Joy’s release, and the celebration of this milestone in reproductive health, is certainly a timely one.
In America, Donald Trump’s predicted clamp-down on abortion services is expected to have far-reaching repercussions for women’s rights, including issues around fertility treatments, while in Britain the NHS is funding fewer IVF cycles than ever – as waiting lists continue to grow.
Despite going privately for her treatment, Rachel believes all couples struggling with fertility should be able to access IVF as a ‘fundamental right’.

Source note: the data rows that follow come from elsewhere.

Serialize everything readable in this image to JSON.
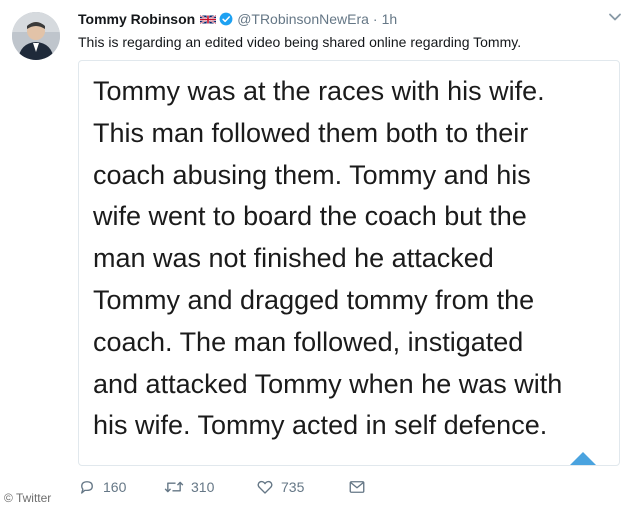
{
  "tweet": {
    "author_name": "Tommy Robinson",
    "handle": "@TRobinsonNewEra",
    "separator": "·",
    "time": "1h",
    "text": "This is regarding an edited video being shared online regarding Tommy.",
    "flag_icon": "uk-flag-icon",
    "verified_icon": "verified-badge-icon",
    "accent_color": "#1da1f2"
  },
  "media": {
    "lines": [
      "Tommy was at the races with his wife.",
      "This man followed them both to their",
      "coach abusing them.  Tommy and his",
      "wife went to board the coach but the",
      "man was not finished he attacked",
      "Tommy and dragged tommy from the",
      "coach.  The man followed, instigated",
      "and attacked Tommy when he was with",
      "his wife.  Tommy acted in self defence."
    ]
  },
  "actions": {
    "reply_count": "160",
    "retweet_count": "310",
    "like_count": "735"
  },
  "watermark": "© Twitter"
}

‘The NHS is so stretched, and I don’t know the solution, but it is not fair that it’s based on where you live or how much money you have.
‘I know so many couples who can’t afford it, who have to crowd-fund or sell their houses to do it.
‘I think Bob, Jean and Patrick – who opened the first IVF clinic at Bourn Hall in Cambridge, and tried so hard to get NHS funding for it – would be utterly disappointed with the fact that it’s not more accessible today.’
To them, this extraordinary trio who made history by engineering the wonder of life, Rachel feels a profound sense of gratitude.
‘What they did was miraculous,’ she says.
‘They made that baby, all those babies – and my baby – possible. I can’t put my thanks into words.’
Joy is streaming on Netflix and in select UK cinemas now.